Israël ne veut pas la paix. Ce n’est pas avec des bombes que l’on vient à bout d’une résistance, celle d’un peuple occupé depuis plus de quarante ans. Les dirigeants israéliens sont soutenus à bout de bras par l’administration américaine et par les dirigeants de l’Union européenne, Nicolas Sarkozy en tête. Tout simplement parce qu’Israël a réussi à faire admettre son indispensable présence dans la stratégie occidentale au Moyen-Orient en se plaçant comme rempart face à une supposée invasion islamiste. Peu importe la fausseté de l’argument, et surtout le mélange des genres (comme cela avait été fait entre l’Irak de Saddam et al Qaeda) : il permet de faire croire au danger pour l’existence d’Israël, d’amplifier le concept d’État juif, de faire oublier l’occupation et de justifier en filigrane la possession de l’arme atomique. D’où ces déclarations des chancelleries occidentales qui rejettent la faute des événements dramatiques de ces derniers jours sur le Hamas et mettent sur un pied d’égalité occupants et occupés tout en demandant de la retenue « aux deux parties ».

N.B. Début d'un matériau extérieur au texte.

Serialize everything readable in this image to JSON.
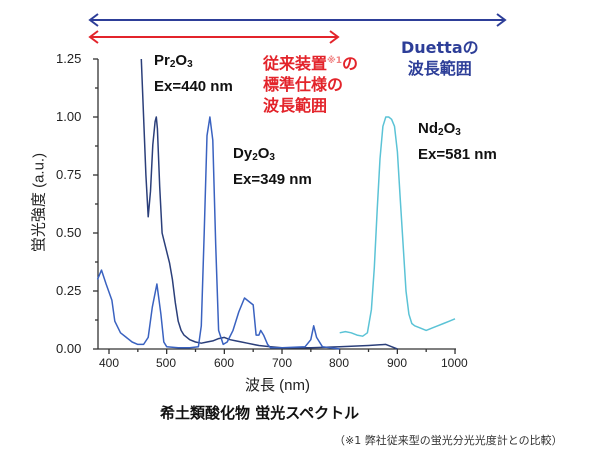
{
  "chart_data": {
    "type": "line",
    "title": "希土類酸化物 蛍光スペクトル",
    "xlabel": "波長 (nm)",
    "ylabel": "蛍光強度 (a.u.)",
    "xlim": [
      380,
      1000
    ],
    "ylim": [
      0,
      1.25
    ],
    "xticks": [
      400,
      500,
      600,
      700,
      800,
      900,
      1000
    ],
    "xtick_labels": [
      "400",
      "500",
      "600",
      "700",
      "800",
      "900",
      "1000"
    ],
    "yticks": [
      0,
      0.25,
      0.5,
      0.75,
      1.0,
      1.25
    ],
    "ytick_labels": [
      "0.00",
      "0.25",
      "0.50",
      "0.75",
      "1.00",
      "1.25"
    ],
    "grid": false,
    "series": [
      {
        "name": "Pr2O3 (Ex=440 nm)",
        "color": "#2b3f7a",
        "x": [
          456,
          460,
          464,
          468,
          472,
          476,
          480,
          482,
          484,
          488,
          492,
          496,
          500,
          505,
          510,
          515,
          520,
          525,
          530,
          540,
          550,
          560,
          570,
          580,
          590,
          600,
          610,
          620,
          630,
          640,
          650,
          660,
          680,
          700,
          750,
          800,
          850,
          880,
          890,
          900
        ],
        "y": [
          1.25,
          1.0,
          0.75,
          0.57,
          0.68,
          0.88,
          0.98,
          1.0,
          0.95,
          0.7,
          0.5,
          0.46,
          0.42,
          0.37,
          0.3,
          0.2,
          0.12,
          0.08,
          0.06,
          0.04,
          0.03,
          0.025,
          0.03,
          0.035,
          0.045,
          0.05,
          0.04,
          0.035,
          0.03,
          0.025,
          0.02,
          0.015,
          0.01,
          0.005,
          0.005,
          0.01,
          0.015,
          0.02,
          0.01,
          0.0
        ]
      },
      {
        "name": "Dy2O3 (Ex=349 nm)",
        "color": "#3a62c0",
        "x": [
          380,
          387,
          395,
          405,
          410,
          420,
          430,
          440,
          450,
          460,
          468,
          475,
          483,
          490,
          495,
          500,
          520,
          540,
          555,
          560,
          565,
          570,
          575,
          580,
          585,
          590,
          598,
          605,
          615,
          625,
          635,
          645,
          650,
          655,
          660,
          663,
          668,
          675,
          680,
          700,
          740,
          750,
          755,
          760,
          770,
          800
        ],
        "y": [
          0.3,
          0.34,
          0.28,
          0.21,
          0.12,
          0.07,
          0.05,
          0.03,
          0.02,
          0.02,
          0.05,
          0.18,
          0.28,
          0.15,
          0.03,
          0.01,
          0.005,
          0.005,
          0.01,
          0.1,
          0.5,
          0.92,
          1.0,
          0.9,
          0.45,
          0.08,
          0.02,
          0.03,
          0.08,
          0.16,
          0.22,
          0.2,
          0.19,
          0.06,
          0.06,
          0.08,
          0.06,
          0.02,
          0.005,
          0.005,
          0.01,
          0.04,
          0.1,
          0.05,
          0.01,
          0.0
        ]
      },
      {
        "name": "Nd2O3 (Ex=581 nm)",
        "color": "#5bc3d6",
        "x": [
          800,
          810,
          820,
          830,
          840,
          848,
          855,
          860,
          865,
          870,
          875,
          880,
          885,
          890,
          895,
          900,
          905,
          910,
          915,
          920,
          925,
          930,
          940,
          950,
          960,
          970,
          980,
          990,
          1000
        ],
        "y": [
          0.07,
          0.075,
          0.07,
          0.06,
          0.055,
          0.07,
          0.17,
          0.35,
          0.6,
          0.82,
          0.96,
          1.0,
          1.0,
          0.99,
          0.96,
          0.85,
          0.65,
          0.45,
          0.25,
          0.15,
          0.11,
          0.1,
          0.09,
          0.08,
          0.09,
          0.1,
          0.11,
          0.12,
          0.13
        ]
      }
    ],
    "annotations": [
      {
        "text": "Pr2O3 Ex=440 nm"
      },
      {
        "text": "Dy2O3 Ex=349 nm"
      },
      {
        "text": "Nd2O3 Ex=581 nm"
      },
      {
        "text": "従来装置※1の標準仕様の波長範囲",
        "color": "#e3242b"
      },
      {
        "text": "Duettaの波長範囲",
        "color": "#2d3e98"
      }
    ],
    "ranges": [
      {
        "name": "Duetta",
        "from": 380,
        "to": 1000,
        "color": "#2d3e98"
      },
      {
        "name": "従来装置",
        "from": 380,
        "to": 800,
        "color": "#e3242b"
      }
    ]
  },
  "labels": {
    "pr": {
      "name": "Pr",
      "sub1": "2",
      "name2": "O",
      "sub2": "3",
      "ex": "Ex=440 nm"
    },
    "dy": {
      "name": "Dy",
      "sub1": "2",
      "name2": "O",
      "sub2": "3",
      "ex": "Ex=349 nm"
    },
    "nd": {
      "name": "Nd",
      "sub1": "2",
      "name2": "O",
      "sub2": "3",
      "ex": "Ex=581 nm"
    },
    "conventional": {
      "line1": "従来装置",
      "note": "※1",
      "line1_end": "の",
      "line2": "標準仕様の",
      "line3": "波長範囲"
    },
    "duetta": {
      "line1": "Duettaの",
      "line2": "波長範囲"
    }
  },
  "axis": {
    "ylabel": "蛍光強度 (a.u.)",
    "xlabel": "波長 (nm)",
    "yticks": [
      "1.25",
      "1.00",
      "0.75",
      "0.50",
      "0.25",
      "0.00"
    ],
    "xticks": [
      "400",
      "500",
      "600",
      "700",
      "800",
      "900",
      "1000"
    ]
  },
  "caption": "希土類酸化物 蛍光スペクトル",
  "footnote": "（※1 弊社従来型の蛍光分光光度計との比較）"
}
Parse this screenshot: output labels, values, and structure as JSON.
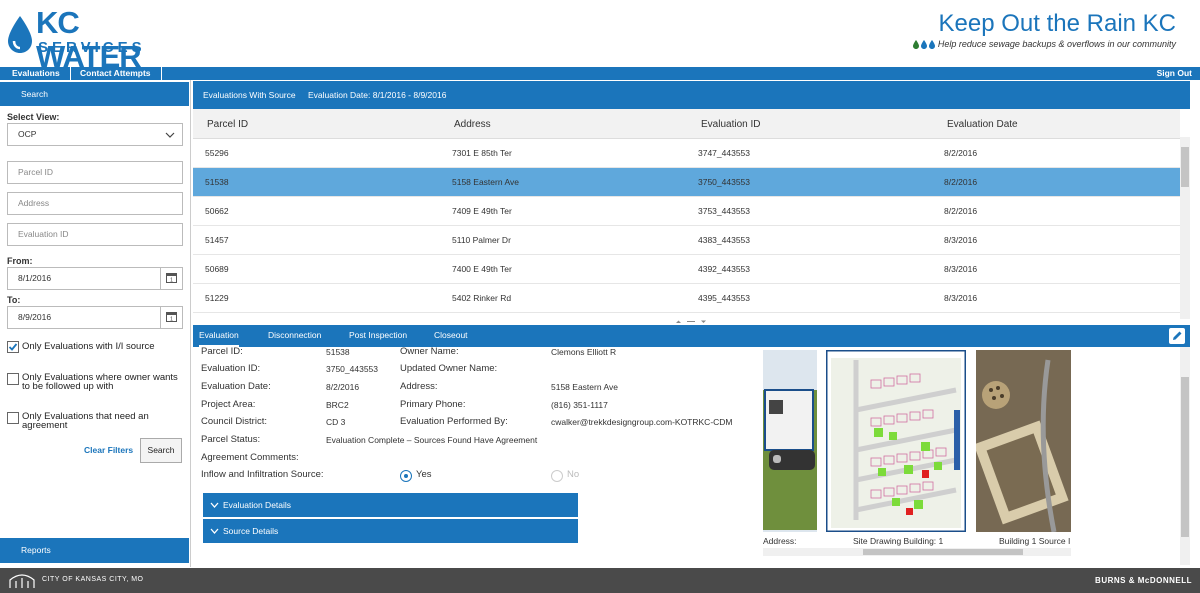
{
  "brand": {
    "logo_top": "KC WATER",
    "logo_bottom": "SERVICES"
  },
  "campaign": {
    "title": "Keep Out the Rain KC",
    "tagline": "Help reduce sewage backups & overflows in our community"
  },
  "topnav": {
    "tabs": [
      "Evaluations",
      "Contact Attempts"
    ],
    "sign_out": "Sign Out"
  },
  "sidebar": {
    "search_label": "Search",
    "select_view_label": "Select View:",
    "select_view_value": "OCP",
    "parcel_id_placeholder": "Parcel ID",
    "address_placeholder": "Address",
    "evaluation_id_placeholder": "Evaluation ID",
    "from_label": "From:",
    "from_value": "8/1/2016",
    "to_label": "To:",
    "to_value": "8/9/2016",
    "checkboxes": [
      {
        "label": "Only Evaluations with I/I source",
        "checked": true
      },
      {
        "label": "Only Evaluations where owner wants to be followed up with",
        "checked": false
      },
      {
        "label": "Only Evaluations that need an agreement",
        "checked": false
      }
    ],
    "clear_filters": "Clear Filters",
    "search_button": "Search",
    "reports_label": "Reports"
  },
  "grid": {
    "title": "Evaluations With Source",
    "date_range": "Evaluation Date: 8/1/2016 - 8/9/2016",
    "columns": [
      "Parcel ID",
      "Address",
      "Evaluation ID",
      "Evaluation Date"
    ],
    "rows": [
      {
        "parcel_id": "55296",
        "address": "7301 E 85th Ter",
        "evaluation_id": "3747_443553",
        "date": "8/2/2016"
      },
      {
        "parcel_id": "51538",
        "address": "5158 Eastern Ave",
        "evaluation_id": "3750_443553",
        "date": "8/2/2016"
      },
      {
        "parcel_id": "50662",
        "address": "7409 E 49th Ter",
        "evaluation_id": "3753_443553",
        "date": "8/2/2016"
      },
      {
        "parcel_id": "51457",
        "address": "5110 Palmer Dr",
        "evaluation_id": "4383_443553",
        "date": "8/3/2016"
      },
      {
        "parcel_id": "50689",
        "address": "7400 E 49th Ter",
        "evaluation_id": "4392_443553",
        "date": "8/3/2016"
      },
      {
        "parcel_id": "51229",
        "address": "5402 Rinker Rd",
        "evaluation_id": "4395_443553",
        "date": "8/3/2016"
      }
    ],
    "selected_row": 1
  },
  "detail_tabs": {
    "tabs": [
      "Evaluation",
      "Disconnection",
      "Post Inspection",
      "Closeout"
    ],
    "active": 0
  },
  "detail": {
    "parcel_id_label": "Parcel ID:",
    "parcel_id": "51538",
    "evaluation_id_label": "Evaluation ID:",
    "evaluation_id": "3750_443553",
    "evaluation_date_label": "Evaluation Date:",
    "evaluation_date": "8/2/2016",
    "project_area_label": "Project Area:",
    "project_area": "BRC2",
    "council_district_label": "Council District:",
    "council_district": "CD 3",
    "parcel_status_label": "Parcel Status:",
    "parcel_status": "Evaluation Complete – Sources Found Have Agreement",
    "agreement_comments_label": "Agreement Comments:",
    "owner_name_label": "Owner Name:",
    "owner_name": "Clemons Elliott R",
    "updated_owner_name_label": "Updated Owner Name:",
    "address_label": "Address:",
    "address": "5158 Eastern Ave",
    "primary_phone_label": "Primary Phone:",
    "primary_phone": "(816) 351-1117",
    "performed_by_label": "Evaluation Performed By:",
    "performed_by": "cwalker@trekkdesigngroup.com-KOTRKC-CDM",
    "ii_source_label": "Inflow and Infiltration Source:",
    "yes_label": "Yes",
    "no_label": "No",
    "sections": [
      "Evaluation Details",
      "Source Details"
    ]
  },
  "photos": {
    "captions": [
      "Address:",
      "Site Drawing Building: 1",
      "Building 1 Source I"
    ]
  },
  "footer": {
    "city": "CITY OF KANSAS CITY, MO",
    "partner": "BURNS & McDONNELL"
  },
  "colors": {
    "primary": "#1b75bb",
    "selected_row": "#5fa8dc",
    "footer": "#4a4a4a"
  }
}
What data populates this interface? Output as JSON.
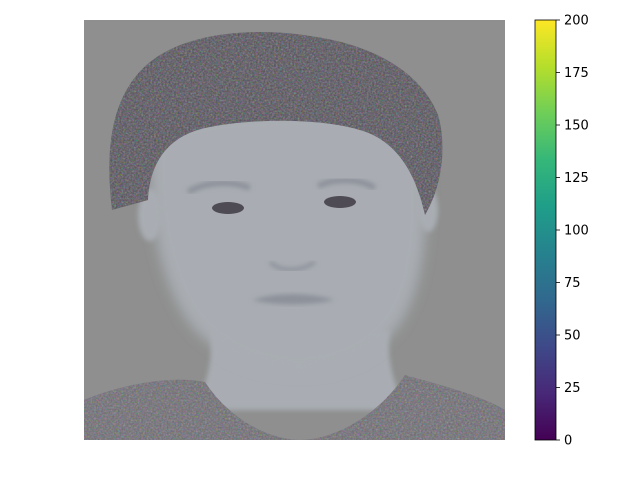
{
  "chart_data": {
    "type": "heatmap",
    "image": {
      "subject": "face-portrait",
      "background_color": "#8e8f8e",
      "skin_color": "#a9adb3",
      "shadow_color": "#8d919a",
      "hair_color": "#4f4b55",
      "clothing_color": "#6b6870"
    },
    "colorbar": {
      "colormap": "viridis",
      "vmin": 0,
      "vmax": 200,
      "ticks": [
        0,
        25,
        50,
        75,
        100,
        125,
        150,
        175,
        200
      ],
      "tick_labels": [
        "0",
        "25",
        "50",
        "75",
        "100",
        "125",
        "150",
        "175",
        "200"
      ],
      "stops": [
        "#440154",
        "#482878",
        "#3e4989",
        "#31688e",
        "#26828e",
        "#1f9e89",
        "#35b779",
        "#6ece58",
        "#b5de2b",
        "#fde725"
      ]
    },
    "axes": {
      "visible": false
    }
  }
}
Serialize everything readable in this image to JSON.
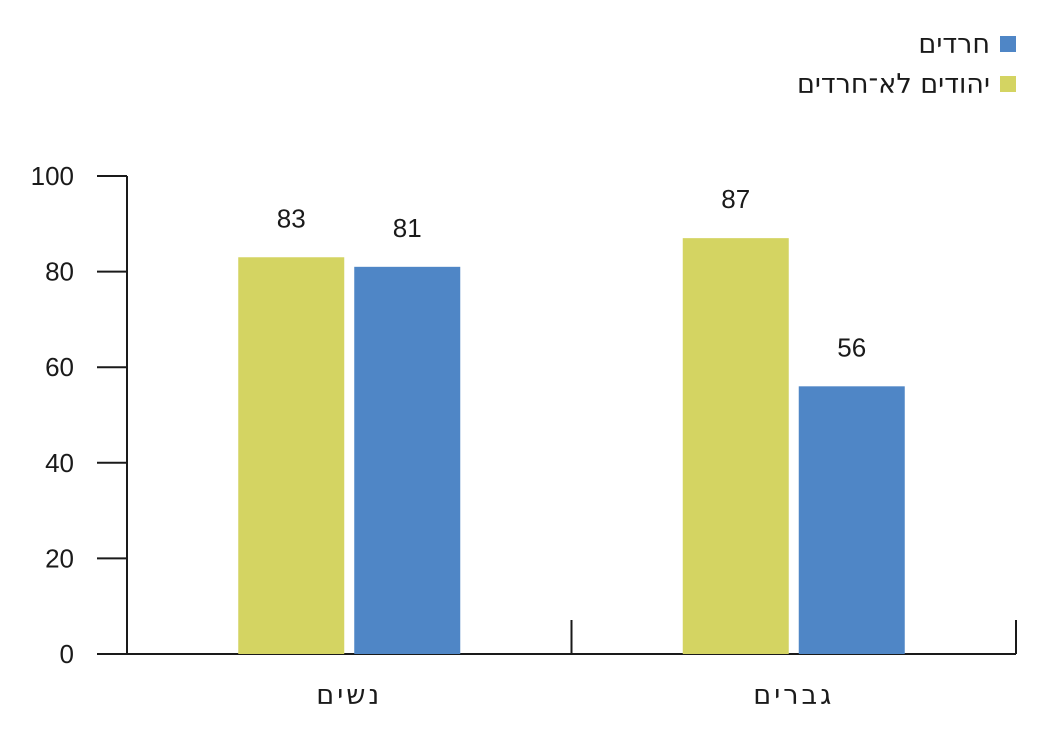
{
  "chart_data": {
    "type": "bar",
    "categories": [
      "גברים",
      "נשים"
    ],
    "series": [
      {
        "name": "חרדים",
        "color": "#4f86c6",
        "values": [
          56,
          81
        ]
      },
      {
        "name": "יהודים לא־חרדים",
        "color": "#d4d462",
        "values": [
          87,
          83
        ]
      }
    ],
    "ylim": [
      0,
      100
    ],
    "yticks": [
      0,
      20,
      40,
      60,
      80,
      100
    ],
    "xlabel": "",
    "ylabel": "",
    "grid": false,
    "legend_position": "top-right",
    "data_labels": true
  }
}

Ce faisant, Israël enterre un peu plus le mouvement national palestinien. Les manifestations se multiplient en Cisjordanie contre le massacre perpétré à Gaza et contre les conditions de vie inhumaines qui s’aggravent chaque jour un peu plus. Un ressentiment qui s’exprime principalement contre l’occupant mais qui pourrait bien emporter Mahmoud Abbas, le toujours président de l’Autorité palestinienne, dont les déclarations laissent perplexes et qui semble de plus en plus affaibli au sein des Palestiniens comme sur la scène internationale. Les Israéliens laissent pourrir la situation et attendent que les fruits mûrs tombent : l’écrasement du Hamas à Gaza, l’extinction du Fatah en Cisjordanie. Ne resteront plus alors que quelques chefs de tribus avec lesquels il sera très facile de négocier l’attribution de bantoustans vides de sens et de réalité économique. Les dirigeants israéliens pourront alors leur adjoindre ces Arabes d’Israël, comme le veut Tzipi Livni. Pour réussir ce tour de passe-passe, il faut des complices. Avec Washington, Paris et Bruxelles, Israël les a trouvés.